The bugs, which allow hackers to remotely download files and monitor network traffic, are already being exploited by foreign actors.
Nation-state actors are actively exploiting vulnerabilities in three different virtual private network services to gain access to users’ devices, according to the National Security Agency.
In an advisory issued Monday, NSA said international hackers were taking advantage of bugs in older versions of virtual private network applications produced by Pulse Secure, Fortinet and Palo Alto Networks.
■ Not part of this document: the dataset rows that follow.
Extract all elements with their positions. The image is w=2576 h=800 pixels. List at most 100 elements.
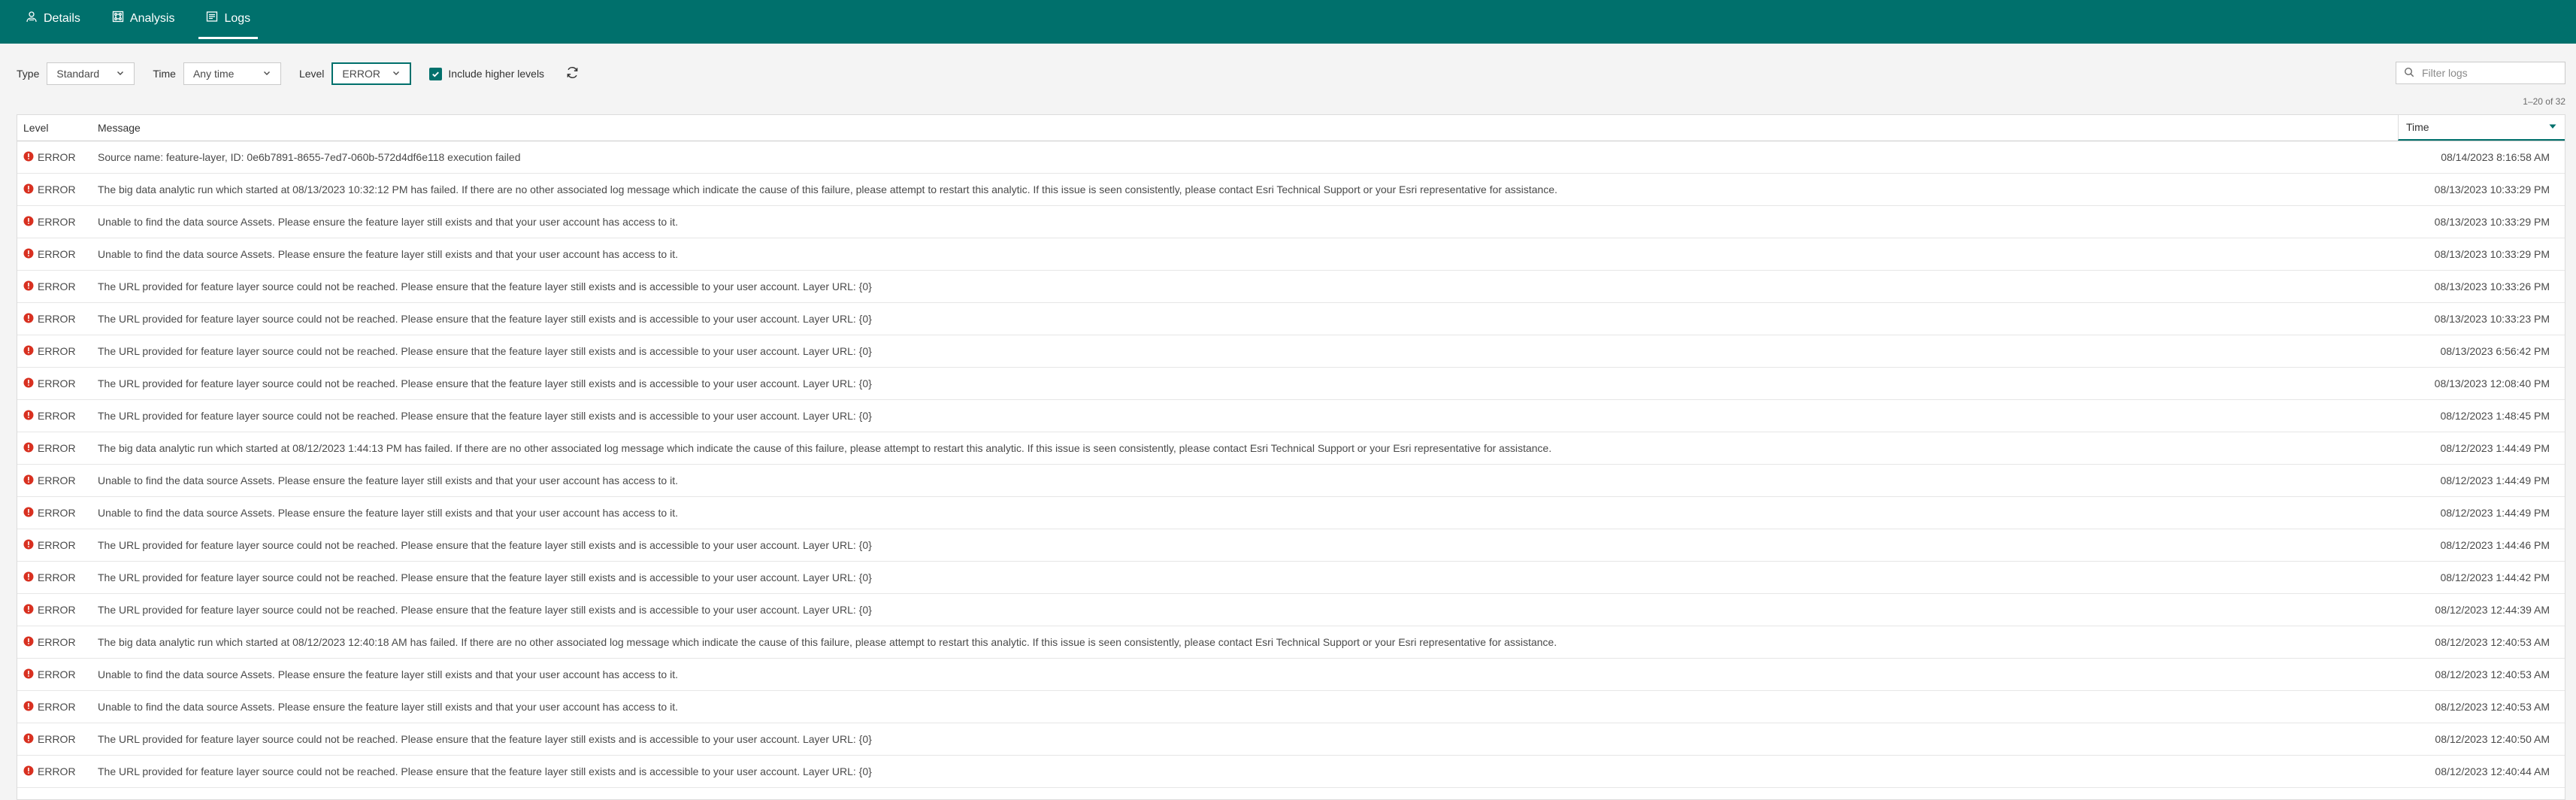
- level-cell: ERROR: [23, 474, 76, 487]
- refresh-button[interactable]: [564, 65, 580, 82]
- time-cell: 08/13/2023 10:33:29 PM: [2434, 216, 2550, 228]
- message-cell: The URL provided for feature layer sourc…: [98, 733, 872, 745]
- time-cell: 08/12/2023 12:40:50 AM: [2435, 733, 2550, 745]
- chevron-down-icon: [255, 68, 271, 80]
- message-cell: Unable to find the data source Assets. P…: [98, 507, 678, 519]
- time-cell: 08/13/2023 10:33:26 PM: [2434, 280, 2550, 292]
- column-header-time-label: Time: [2406, 121, 2429, 133]
- time-cell: 08/12/2023 1:44:46 PM: [2440, 539, 2550, 551]
- type-label: Type: [17, 68, 40, 80]
- include-higher-levels-label: Include higher levels: [448, 68, 545, 80]
- table-row[interactable]: ERROR Unable to find the data source Ass…: [17, 465, 2565, 497]
- table-header: Level Message Time: [17, 115, 2565, 141]
- error-icon: [23, 280, 34, 293]
- time-cell: 08/13/2023 6:56:42 PM: [2440, 345, 2550, 357]
- level-cell: ERROR: [23, 604, 76, 617]
- time-cell: 08/12/2023 1:44:49 PM: [2440, 442, 2550, 454]
- level-text: ERROR: [38, 313, 76, 325]
- time-label: Time: [153, 68, 176, 80]
- level-text: ERROR: [38, 183, 76, 195]
- table-row[interactable]: ERROR The URL provided for feature layer…: [17, 400, 2565, 432]
- tab-logs[interactable]: Logs: [198, 0, 259, 39]
- table-row[interactable]: ERROR Unable to find the data source Ass…: [17, 691, 2565, 723]
- message-cell: The URL provided for feature layer sourc…: [98, 604, 872, 616]
- include-higher-levels-checkbox[interactable]: [429, 67, 443, 80]
- level-cell: ERROR: [23, 345, 76, 358]
- level-text: ERROR: [38, 604, 76, 616]
- chevron-down-icon: [108, 68, 125, 80]
- table-row[interactable]: ERROR Unable to find the data source Ass…: [17, 238, 2565, 271]
- level-cell: ERROR: [23, 701, 76, 714]
- time-cell: 08/13/2023 10:33:29 PM: [2434, 248, 2550, 260]
- error-icon: [23, 507, 34, 520]
- type-select[interactable]: Standard: [47, 62, 135, 85]
- error-icon: [23, 604, 34, 617]
- level-cell: ERROR: [23, 280, 76, 293]
- level-cell: ERROR: [23, 765, 76, 778]
- table-row[interactable]: ERROR The URL provided for feature layer…: [17, 594, 2565, 626]
- message-cell: The URL provided for feature layer sourc…: [98, 377, 872, 389]
- error-icon: [23, 539, 34, 552]
- error-icon: [23, 765, 34, 778]
- level-select[interactable]: ERROR: [331, 62, 412, 85]
- table-row[interactable]: ERROR Unable to find the data source Ass…: [17, 659, 2565, 691]
- logs-icon: [206, 11, 218, 26]
- level-text: ERROR: [38, 442, 76, 454]
- level-text: ERROR: [38, 701, 76, 713]
- time-cell: 08/13/2023 10:33:23 PM: [2434, 313, 2550, 325]
- column-header-message[interactable]: Message: [98, 122, 141, 134]
- error-icon: [23, 733, 34, 746]
- chevron-down-icon: [384, 68, 401, 80]
- time-cell: 08/13/2023 10:33:29 PM: [2434, 183, 2550, 195]
- level-cell: ERROR: [23, 442, 76, 455]
- analysis-icon: [112, 11, 124, 26]
- level-cell: ERROR: [23, 183, 76, 196]
- table-row[interactable]: ERROR The URL provided for feature layer…: [17, 529, 2565, 562]
- column-header-time[interactable]: Time: [2398, 115, 2565, 141]
- table-row[interactable]: ERROR The URL provided for feature layer…: [17, 335, 2565, 368]
- error-icon: [23, 410, 34, 423]
- level-text: ERROR: [38, 280, 76, 292]
- level-label: Level: [298, 68, 325, 80]
- table-row[interactable]: ERROR The URL provided for feature layer…: [17, 723, 2565, 756]
- tab-analysis-label: Analysis: [129, 11, 175, 25]
- column-header-level[interactable]: Level: [23, 122, 48, 134]
- table-row[interactable]: ERROR The big data analytic run which st…: [17, 626, 2565, 659]
- error-icon: [23, 474, 34, 487]
- level-text: ERROR: [38, 151, 76, 163]
- level-select-value: ERROR: [342, 68, 380, 80]
- level-text: ERROR: [38, 410, 76, 422]
- message-cell: Source name: feature-layer, ID: 0e6b7891…: [98, 151, 521, 163]
- table-row[interactable]: ERROR The URL provided for feature layer…: [17, 303, 2565, 335]
- filter-logs-input[interactable]: [2422, 67, 2557, 79]
- level-text: ERROR: [38, 216, 76, 228]
- time-cell: 08/12/2023 12:44:39 AM: [2435, 604, 2550, 616]
- tab-analysis[interactable]: Analysis: [104, 0, 183, 39]
- table-row[interactable]: ERROR Unable to find the data source Ass…: [17, 206, 2565, 238]
- table-row[interactable]: ERROR The big data analytic run which st…: [17, 432, 2565, 465]
- message-cell: Unable to find the data source Assets. P…: [98, 668, 678, 680]
- message-cell: The URL provided for feature layer sourc…: [98, 765, 872, 777]
- top-nav-bar: Details Analysis Logs: [0, 0, 2576, 44]
- table-row[interactable]: ERROR The URL provided for feature layer…: [17, 562, 2565, 594]
- table-row[interactable]: ERROR The URL provided for feature layer…: [17, 271, 2565, 303]
- refresh-icon: [565, 65, 580, 82]
- table-row[interactable]: ERROR Source name: feature-layer, ID: 0e…: [17, 141, 2565, 174]
- tab-details[interactable]: Details: [18, 0, 88, 39]
- table-row[interactable]: ERROR Unable to find the data source Ass…: [17, 497, 2565, 529]
- message-cell: Unable to find the data source Assets. P…: [98, 216, 678, 228]
- time-cell: 08/12/2023 1:44:49 PM: [2440, 507, 2550, 519]
- table-row[interactable]: ERROR The URL provided for feature layer…: [17, 368, 2565, 400]
- pagination-count: 1–20 of 32: [2523, 96, 2565, 107]
- level-text: ERROR: [38, 571, 76, 583]
- error-icon: [23, 216, 34, 229]
- table-row[interactable]: ERROR The URL provided for feature layer…: [17, 756, 2565, 788]
- message-cell: The URL provided for feature layer sourc…: [98, 313, 872, 325]
- time-select[interactable]: Any time: [183, 62, 281, 85]
- message-cell: The big data analytic run which started …: [98, 442, 1552, 454]
- level-cell: ERROR: [23, 539, 76, 552]
- table-row[interactable]: ERROR The big data analytic run which st…: [17, 174, 2565, 206]
- details-icon: [26, 11, 38, 26]
- level-text: ERROR: [38, 765, 76, 777]
- message-cell: The big data analytic run which started …: [98, 183, 1557, 195]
Users of the products are “strongly recommended” to update their systems, the agency said.
Virtual private networks, or VPNs, allow users to safely share data across public Wi-Fi and other potentially insecure networks.
According to the advisory, the vulnerability in the Pulse Secure product allows nefarious actors to remotely execute code and download files, as well as intercept encrypted network traffic. The bugs in the other two systems both allow for remote code execution, the NSA said.
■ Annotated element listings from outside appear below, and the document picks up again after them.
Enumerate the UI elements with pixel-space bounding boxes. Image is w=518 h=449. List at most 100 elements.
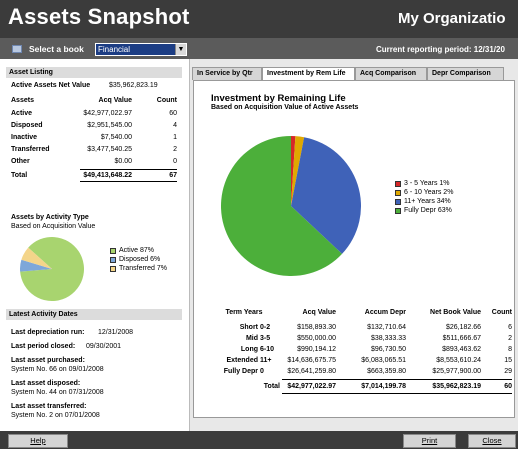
legend-swatch xyxy=(110,248,116,254)
term-total-underline xyxy=(282,393,512,394)
term-row-nbv: $26,182.66 xyxy=(445,324,481,331)
term-row-name: Mid xyxy=(245,335,258,342)
term-row-acq: $26,641,259.80 xyxy=(287,368,336,375)
col-assets: Assets xyxy=(11,97,34,104)
book-select[interactable]: Financial ▼ xyxy=(95,43,187,56)
term-row-count: 6 xyxy=(508,324,512,331)
term-total-depr: $7,014,199.78 xyxy=(361,383,406,390)
legend-label: 3 - 5 Years 1% xyxy=(404,180,450,187)
col-count: Count xyxy=(156,97,177,104)
help-button[interactable]: Help xyxy=(8,434,68,448)
term-row-depr: $663,359.80 xyxy=(367,368,406,375)
term-col-header: Acq Value xyxy=(302,309,336,316)
depr-run-value: 12/31/2008 xyxy=(98,329,134,336)
term-row-range: 0-2 xyxy=(260,324,271,331)
term-total-label: Total xyxy=(263,383,280,390)
legend-swatch xyxy=(110,257,116,263)
term-row-acq: $990,194.12 xyxy=(297,346,336,353)
listing-row-count: 0 xyxy=(173,158,177,165)
legend-label: Active 87% xyxy=(119,247,155,254)
term-row-acq: $550,000.00 xyxy=(297,335,336,342)
listing-row-value: $42,977,022.97 xyxy=(83,110,132,117)
book-select-value: Financial xyxy=(98,45,131,54)
term-row-range: 3-5 xyxy=(260,335,271,342)
legend-swatch xyxy=(110,266,116,272)
legend-label: Transferred 7% xyxy=(119,265,167,272)
period-closed-label: Last period closed: xyxy=(11,343,76,350)
legend-swatch xyxy=(395,181,401,187)
legend-item: Transferred 7% xyxy=(110,265,167,274)
transferred-label: Last asset transferred: xyxy=(11,403,87,410)
chart-subtitle: Based on Acquisition Value of Active Ass… xyxy=(211,104,359,111)
legend-item: 3 - 5 Years 1% xyxy=(395,180,453,189)
term-row-count: 29 xyxy=(504,368,512,375)
term-col-header: Accum Depr xyxy=(364,309,406,316)
activity-title: Assets by Activity Type xyxy=(11,214,89,221)
term-row-acq: $14,636,675.75 xyxy=(287,357,336,364)
term-row-depr: $96,730.50 xyxy=(370,346,406,353)
legend-label: 6 - 10 Years 2% xyxy=(404,189,454,196)
term-row-name: Long xyxy=(240,346,258,353)
term-row-nbv: $511,666.67 xyxy=(442,335,481,342)
term-row-range: 6-10 xyxy=(260,346,275,353)
term-total-nbv: $35,962,823.19 xyxy=(432,383,481,390)
disposed-value: System No. 44 on 07/31/2008 xyxy=(11,389,104,396)
header-bar: Assets Snapshot My Organizatio xyxy=(0,0,518,38)
term-row-depr: $132,710.64 xyxy=(367,324,406,331)
total-label: Total xyxy=(11,172,28,179)
term-row-range: 0 xyxy=(260,368,264,375)
depr-run-label: Last depreciation run: xyxy=(11,329,85,336)
legend-swatch xyxy=(395,208,401,214)
listing-row-count: 2 xyxy=(173,146,177,153)
disposed-label: Last asset disposed: xyxy=(11,380,81,387)
asset-listing-heading: Asset Listing xyxy=(6,67,182,78)
period-closed-value: 09/30/2001 xyxy=(86,343,122,350)
chevron-down-icon[interactable]: ▼ xyxy=(175,44,186,55)
listing-row-count: 4 xyxy=(173,122,177,129)
tab-acq-comparison[interactable]: Acq Comparison xyxy=(355,67,427,80)
term-row-name: Fully Depr xyxy=(223,368,258,375)
term-row-name: Short xyxy=(239,324,258,331)
remaining-life-pie-chart xyxy=(221,136,361,276)
listing-row-count: 60 xyxy=(169,110,177,117)
transferred-value: System No. 2 on 07/01/2008 xyxy=(11,412,100,419)
close-button[interactable]: Close xyxy=(468,434,516,448)
net-value-label: Active Assets Net Value xyxy=(11,82,91,89)
app-title: Assets Snapshot xyxy=(8,4,190,29)
legend-swatch xyxy=(395,190,401,196)
col-acq-value: Acq Value xyxy=(98,97,132,104)
print-button[interactable]: Print xyxy=(403,434,456,448)
tab-depr-comparison[interactable]: Depr Comparison xyxy=(427,67,504,80)
term-row-nbv: $25,977,900.00 xyxy=(432,368,481,375)
term-row-name: Extended xyxy=(226,357,258,364)
total-count: 67 xyxy=(169,172,177,179)
total-rule xyxy=(80,169,177,170)
listing-row-name: Other xyxy=(11,158,30,165)
term-row-acq: $158,893.30 xyxy=(297,324,336,331)
term-row-nbv: $893,463.62 xyxy=(442,346,481,353)
term-row-depr: $6,083,065.51 xyxy=(361,357,406,364)
legend-label: Fully Depr 63% xyxy=(404,207,452,214)
book-icon xyxy=(12,45,22,53)
total-value: $49,413,648.22 xyxy=(83,172,132,179)
term-row-depr: $38,333.33 xyxy=(370,335,406,342)
listing-row-name: Disposed xyxy=(11,122,43,129)
tab-in-service-by-qtr[interactable]: In Service by Qtr xyxy=(192,67,262,80)
net-value: $35,962,823.19 xyxy=(109,82,158,89)
legend-item: 11+ Years 34% xyxy=(395,198,453,207)
term-row-count: 8 xyxy=(508,346,512,353)
total-underline xyxy=(80,181,177,182)
latest-activity-heading: Latest Activity Dates xyxy=(6,309,182,320)
tab-investment-by-rem-life[interactable]: Investment by Rem Life xyxy=(262,67,355,81)
term-col-header: Count xyxy=(491,309,512,316)
listing-row-value: $3,477,540.25 xyxy=(87,146,132,153)
term-row-count: 15 xyxy=(504,357,512,364)
legend-item: Fully Depr 63% xyxy=(395,207,453,216)
listing-row-name: Inactive xyxy=(11,134,38,141)
term-col-header: Term Years xyxy=(225,309,263,316)
legend-item: Active 87% xyxy=(110,247,167,256)
select-book-label: Select a book xyxy=(29,44,84,54)
legend-label: Disposed 6% xyxy=(119,256,161,263)
reporting-period: Current reporting period: 12/31/20 xyxy=(376,45,505,54)
listing-row-count: 1 xyxy=(173,134,177,141)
The National Cyber Security Centre, a component of the United Kingdom’s intelligence agency, the GCHQ, published its own warning about the vulnerabilities on Oct. 2. The NSCS advisory said the exploits could allow hackers to download user credentials.
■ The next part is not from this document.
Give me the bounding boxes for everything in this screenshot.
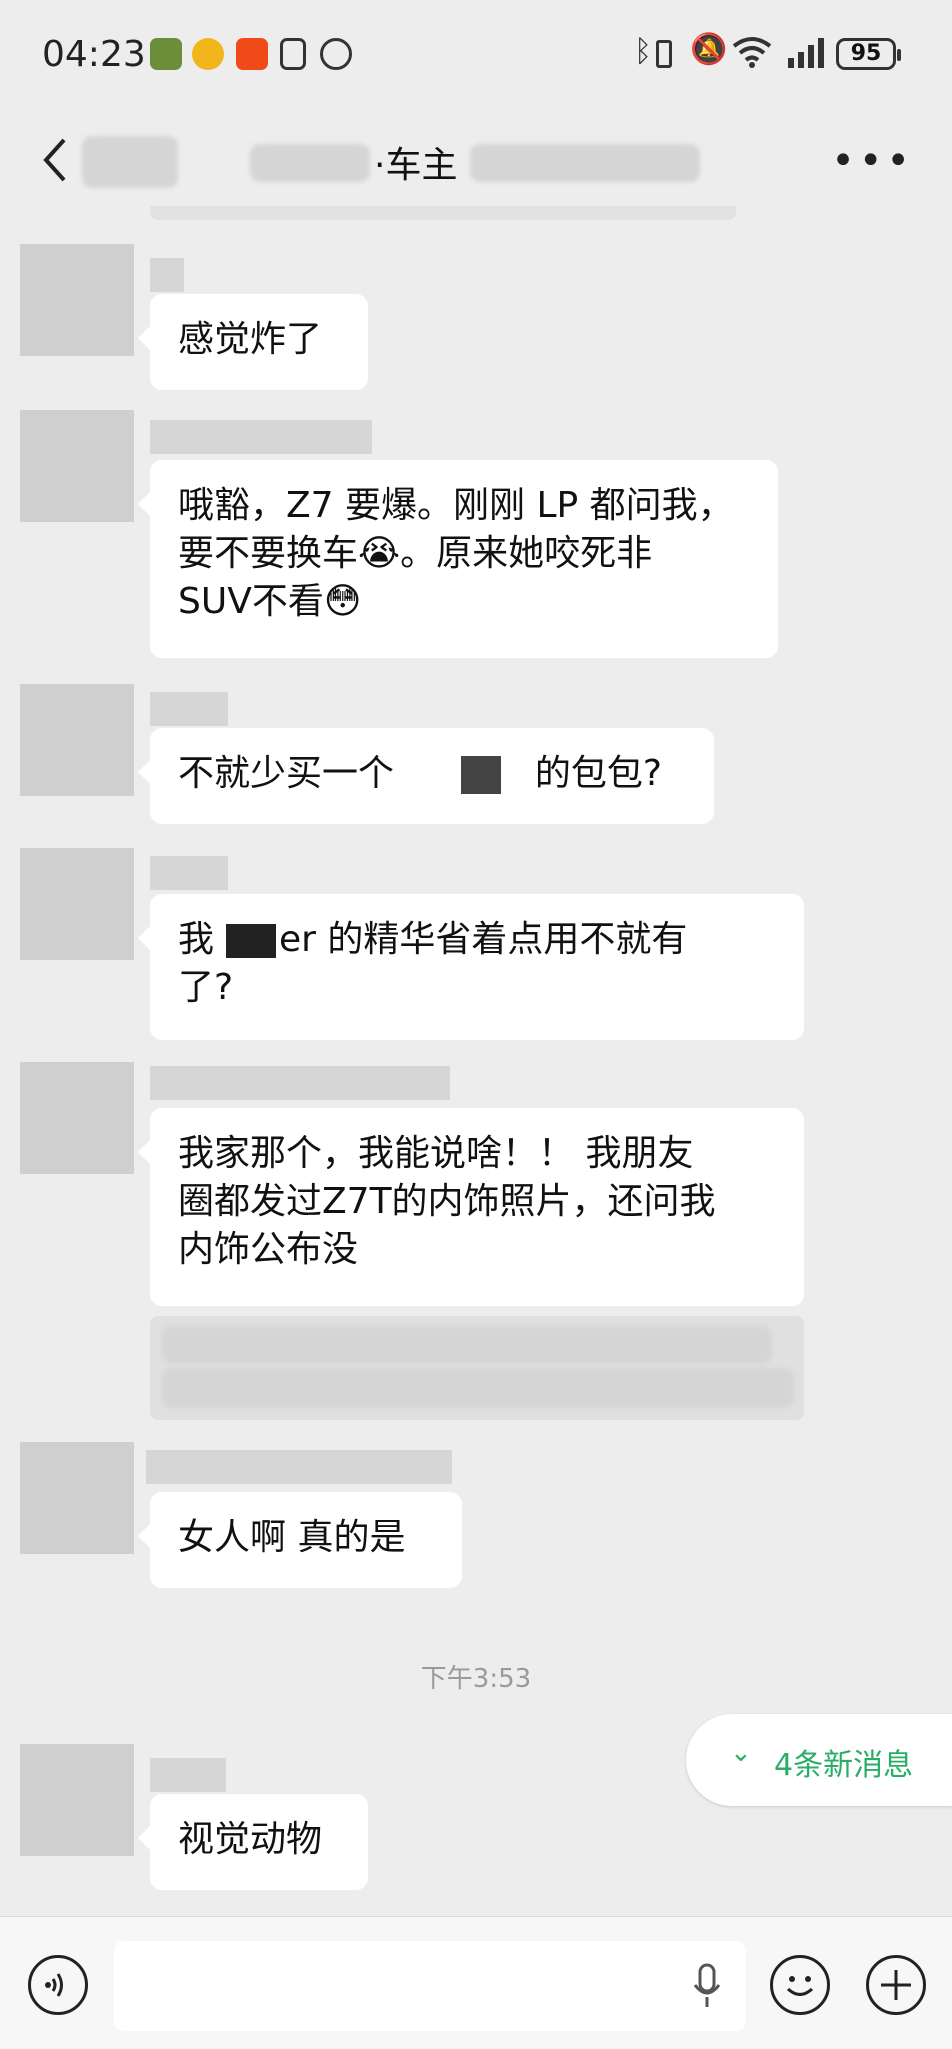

After upgrading to the latest version of the VPN software, users should reset their credentials before reconnecting to the network, NSA said. The agency also listed a handful of other protective measures users can take to prevent nefarious actors from infiltrating their devices.
Neither NSA nor NCSC disclosed which foreign actors were exploiting the vulnerabilities, though the advisories come roughly a month after reports that a Chinese hacker ring known as APT5 was targeting Fortinet and Pulse Secure servers. According to the cybersecurity company FireEye, the group has been active since 2007 and targets organizations across numerous industries, with a particular focus on the tech and telecom sectors.